The Liability Shield

There is another dimension to this story that complicates accountability. Vaccine manufacturers operate under liability protection for COVID-19 products. The burden of proof falls not on companies but on families seeking recourse. The system that might have corrected course faster operates without the usual market incentives for caution. Prasad’s memo acknowledges this structural problem. He notes that the FDA failed to enforce required post-market commitments for COVID-19 vaccines, including studies on pregnant women and documentation of subclinical myocarditis. He flags that concurrent administration of COVID and flu vaccines proceeded without adequate interaction studies. “Putting these facts together,” Prasad wrote, “it is horrifying to consider that the US vaccine regulation, including our actions, may have harmed more children than we saved.”

 

What Comes Next

The 10 confirmed deaths are not the story. They are the visible portion of an unknown denominator. The real question is how many children carry cardiac scars they do not know about. How many will present in emergency rooms a decade from now with arrhythmias whose origins trace back to 2021 or 2022? How many will be told their condition is idiopathic when the cause was documented in a Thai medical journal years before?
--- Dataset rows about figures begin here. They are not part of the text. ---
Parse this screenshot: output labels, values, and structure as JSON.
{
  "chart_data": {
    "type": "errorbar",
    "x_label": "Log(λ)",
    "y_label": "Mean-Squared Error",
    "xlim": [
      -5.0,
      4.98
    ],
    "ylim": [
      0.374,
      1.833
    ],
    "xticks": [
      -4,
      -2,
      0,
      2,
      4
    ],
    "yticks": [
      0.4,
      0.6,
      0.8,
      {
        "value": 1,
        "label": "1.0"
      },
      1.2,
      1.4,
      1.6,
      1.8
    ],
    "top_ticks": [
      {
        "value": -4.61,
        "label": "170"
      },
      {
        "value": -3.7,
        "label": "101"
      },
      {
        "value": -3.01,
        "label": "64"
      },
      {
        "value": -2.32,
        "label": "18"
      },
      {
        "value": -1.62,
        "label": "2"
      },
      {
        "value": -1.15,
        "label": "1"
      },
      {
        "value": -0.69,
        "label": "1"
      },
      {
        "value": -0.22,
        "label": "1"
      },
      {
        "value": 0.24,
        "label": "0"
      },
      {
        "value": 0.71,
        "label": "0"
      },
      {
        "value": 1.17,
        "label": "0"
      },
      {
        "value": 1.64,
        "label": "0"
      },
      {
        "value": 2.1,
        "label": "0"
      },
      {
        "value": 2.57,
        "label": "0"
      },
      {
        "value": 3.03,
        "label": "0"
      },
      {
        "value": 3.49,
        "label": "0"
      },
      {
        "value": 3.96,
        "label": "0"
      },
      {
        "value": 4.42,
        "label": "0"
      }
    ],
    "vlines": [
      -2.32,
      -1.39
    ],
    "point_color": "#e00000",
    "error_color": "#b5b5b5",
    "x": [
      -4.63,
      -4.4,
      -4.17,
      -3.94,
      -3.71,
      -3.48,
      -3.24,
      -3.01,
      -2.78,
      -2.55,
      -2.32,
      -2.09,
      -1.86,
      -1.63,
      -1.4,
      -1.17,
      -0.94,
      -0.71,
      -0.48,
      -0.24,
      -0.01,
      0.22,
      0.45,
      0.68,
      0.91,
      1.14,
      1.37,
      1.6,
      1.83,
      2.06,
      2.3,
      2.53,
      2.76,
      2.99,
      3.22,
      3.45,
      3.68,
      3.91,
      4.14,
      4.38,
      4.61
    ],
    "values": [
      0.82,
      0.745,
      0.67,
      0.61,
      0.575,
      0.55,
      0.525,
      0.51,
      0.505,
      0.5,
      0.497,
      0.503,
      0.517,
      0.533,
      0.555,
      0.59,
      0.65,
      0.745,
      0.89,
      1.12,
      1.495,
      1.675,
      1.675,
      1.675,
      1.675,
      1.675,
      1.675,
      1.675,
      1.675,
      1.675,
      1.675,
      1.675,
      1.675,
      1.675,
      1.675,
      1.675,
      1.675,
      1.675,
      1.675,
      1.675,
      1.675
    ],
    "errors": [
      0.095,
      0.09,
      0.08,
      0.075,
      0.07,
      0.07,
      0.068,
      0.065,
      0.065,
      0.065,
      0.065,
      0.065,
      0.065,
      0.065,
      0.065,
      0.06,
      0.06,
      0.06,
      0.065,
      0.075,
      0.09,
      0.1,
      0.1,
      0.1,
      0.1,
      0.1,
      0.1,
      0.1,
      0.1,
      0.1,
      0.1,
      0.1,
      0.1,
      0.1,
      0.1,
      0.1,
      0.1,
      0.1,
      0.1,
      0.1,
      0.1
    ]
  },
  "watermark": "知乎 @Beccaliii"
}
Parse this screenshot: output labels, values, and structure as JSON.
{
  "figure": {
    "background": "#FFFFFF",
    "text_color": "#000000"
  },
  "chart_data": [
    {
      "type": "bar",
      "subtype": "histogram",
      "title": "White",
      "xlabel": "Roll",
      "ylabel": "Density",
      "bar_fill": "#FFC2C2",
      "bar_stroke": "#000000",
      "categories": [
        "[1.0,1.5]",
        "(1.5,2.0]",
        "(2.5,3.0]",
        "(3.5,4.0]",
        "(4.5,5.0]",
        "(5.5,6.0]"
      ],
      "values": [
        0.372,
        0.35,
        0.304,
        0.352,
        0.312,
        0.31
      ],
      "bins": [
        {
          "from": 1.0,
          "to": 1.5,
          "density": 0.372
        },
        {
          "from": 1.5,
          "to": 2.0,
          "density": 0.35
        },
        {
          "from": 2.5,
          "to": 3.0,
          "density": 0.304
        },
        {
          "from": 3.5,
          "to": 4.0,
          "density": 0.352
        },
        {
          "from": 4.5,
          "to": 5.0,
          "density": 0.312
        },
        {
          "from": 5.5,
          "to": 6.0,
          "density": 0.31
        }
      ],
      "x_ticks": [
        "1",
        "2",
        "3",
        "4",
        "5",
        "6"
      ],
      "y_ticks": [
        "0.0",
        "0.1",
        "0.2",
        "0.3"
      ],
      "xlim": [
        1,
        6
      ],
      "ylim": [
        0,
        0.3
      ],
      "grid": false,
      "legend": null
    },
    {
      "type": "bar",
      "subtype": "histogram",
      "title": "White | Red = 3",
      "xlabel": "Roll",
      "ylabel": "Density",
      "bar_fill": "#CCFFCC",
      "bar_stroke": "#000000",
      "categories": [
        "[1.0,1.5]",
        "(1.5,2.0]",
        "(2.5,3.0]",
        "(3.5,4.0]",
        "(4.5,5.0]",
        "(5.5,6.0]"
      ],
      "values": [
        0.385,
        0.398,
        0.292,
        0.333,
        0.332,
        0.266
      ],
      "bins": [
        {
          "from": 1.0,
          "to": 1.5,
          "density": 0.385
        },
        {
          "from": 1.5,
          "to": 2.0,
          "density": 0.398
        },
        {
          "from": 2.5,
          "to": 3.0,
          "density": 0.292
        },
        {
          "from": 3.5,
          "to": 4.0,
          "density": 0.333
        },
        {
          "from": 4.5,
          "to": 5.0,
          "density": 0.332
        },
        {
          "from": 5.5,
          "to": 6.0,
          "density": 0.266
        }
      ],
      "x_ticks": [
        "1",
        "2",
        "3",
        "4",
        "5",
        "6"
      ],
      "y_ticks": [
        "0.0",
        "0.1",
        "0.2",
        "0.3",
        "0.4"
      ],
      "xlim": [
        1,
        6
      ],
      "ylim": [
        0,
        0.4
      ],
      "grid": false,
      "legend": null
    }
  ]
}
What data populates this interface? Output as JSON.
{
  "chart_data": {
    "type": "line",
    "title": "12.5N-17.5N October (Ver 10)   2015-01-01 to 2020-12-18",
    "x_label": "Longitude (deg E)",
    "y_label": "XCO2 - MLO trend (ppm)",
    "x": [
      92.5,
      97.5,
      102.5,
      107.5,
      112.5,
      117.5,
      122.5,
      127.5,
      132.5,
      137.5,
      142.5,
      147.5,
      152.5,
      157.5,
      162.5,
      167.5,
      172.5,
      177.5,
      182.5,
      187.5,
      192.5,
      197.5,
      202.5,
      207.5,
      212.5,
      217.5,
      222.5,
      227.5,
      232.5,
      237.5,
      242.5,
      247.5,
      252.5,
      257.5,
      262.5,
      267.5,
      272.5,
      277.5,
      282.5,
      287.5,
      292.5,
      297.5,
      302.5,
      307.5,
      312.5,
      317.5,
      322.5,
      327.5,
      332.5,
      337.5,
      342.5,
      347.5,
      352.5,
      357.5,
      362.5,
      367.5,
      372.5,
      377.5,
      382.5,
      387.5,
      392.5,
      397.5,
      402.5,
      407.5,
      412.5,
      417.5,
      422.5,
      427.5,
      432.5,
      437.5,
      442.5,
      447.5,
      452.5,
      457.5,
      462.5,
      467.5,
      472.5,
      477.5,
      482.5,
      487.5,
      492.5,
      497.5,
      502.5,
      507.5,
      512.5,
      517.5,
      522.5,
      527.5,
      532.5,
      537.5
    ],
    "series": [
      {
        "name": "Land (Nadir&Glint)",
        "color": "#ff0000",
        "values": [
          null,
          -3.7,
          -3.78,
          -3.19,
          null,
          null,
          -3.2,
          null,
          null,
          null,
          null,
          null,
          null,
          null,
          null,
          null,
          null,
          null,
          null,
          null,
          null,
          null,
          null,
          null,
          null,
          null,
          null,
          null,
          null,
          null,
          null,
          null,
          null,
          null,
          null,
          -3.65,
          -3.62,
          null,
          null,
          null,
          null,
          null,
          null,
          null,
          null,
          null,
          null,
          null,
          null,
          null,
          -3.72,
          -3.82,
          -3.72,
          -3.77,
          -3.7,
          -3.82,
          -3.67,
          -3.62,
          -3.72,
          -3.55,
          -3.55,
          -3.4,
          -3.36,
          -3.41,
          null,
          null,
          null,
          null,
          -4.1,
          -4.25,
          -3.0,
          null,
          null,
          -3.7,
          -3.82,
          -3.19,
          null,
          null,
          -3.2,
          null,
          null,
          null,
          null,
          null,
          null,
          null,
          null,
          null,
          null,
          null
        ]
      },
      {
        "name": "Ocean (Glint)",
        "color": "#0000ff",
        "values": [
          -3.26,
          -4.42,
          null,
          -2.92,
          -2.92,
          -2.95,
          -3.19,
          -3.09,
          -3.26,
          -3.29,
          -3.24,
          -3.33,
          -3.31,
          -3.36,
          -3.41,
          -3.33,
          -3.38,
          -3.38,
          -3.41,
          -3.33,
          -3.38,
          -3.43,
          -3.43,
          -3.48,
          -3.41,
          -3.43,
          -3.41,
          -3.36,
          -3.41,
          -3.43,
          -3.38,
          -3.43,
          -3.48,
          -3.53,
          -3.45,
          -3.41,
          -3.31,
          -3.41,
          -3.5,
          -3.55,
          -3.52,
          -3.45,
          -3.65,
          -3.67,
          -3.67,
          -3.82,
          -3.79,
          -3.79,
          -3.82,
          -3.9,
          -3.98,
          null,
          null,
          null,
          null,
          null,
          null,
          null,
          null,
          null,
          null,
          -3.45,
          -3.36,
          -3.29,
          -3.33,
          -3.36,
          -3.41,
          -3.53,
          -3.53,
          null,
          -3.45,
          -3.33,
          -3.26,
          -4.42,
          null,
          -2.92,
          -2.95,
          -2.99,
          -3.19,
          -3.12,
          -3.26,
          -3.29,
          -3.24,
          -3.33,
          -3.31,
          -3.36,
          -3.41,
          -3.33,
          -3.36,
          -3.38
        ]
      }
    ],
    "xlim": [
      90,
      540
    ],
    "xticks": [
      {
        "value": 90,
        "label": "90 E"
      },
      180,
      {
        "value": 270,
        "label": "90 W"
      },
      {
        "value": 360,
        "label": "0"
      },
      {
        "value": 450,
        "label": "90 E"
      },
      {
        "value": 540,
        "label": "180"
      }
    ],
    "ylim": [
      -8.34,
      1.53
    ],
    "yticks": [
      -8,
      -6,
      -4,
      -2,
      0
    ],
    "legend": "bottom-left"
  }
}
The FDA has indicated it will release a public report by the end of December. The details will matter: ages, underlying conditions, temporal relationships, manufacturers. But even the most complete accounting cannot undo what passive surveillance missed. What it can do is change what happens next. Risk-benefit calculations for low-risk pediatric populations require re-examination. Future vaccine rollouts need active surveillance protocols, not passive reporting systems that rely on motivated physicians completing tedious forms. And unexplained sudden cardiac death in young people demands autopsy protocols that consider vaccination history. The signal was there. The question now is whether anyone is finally willing to listen.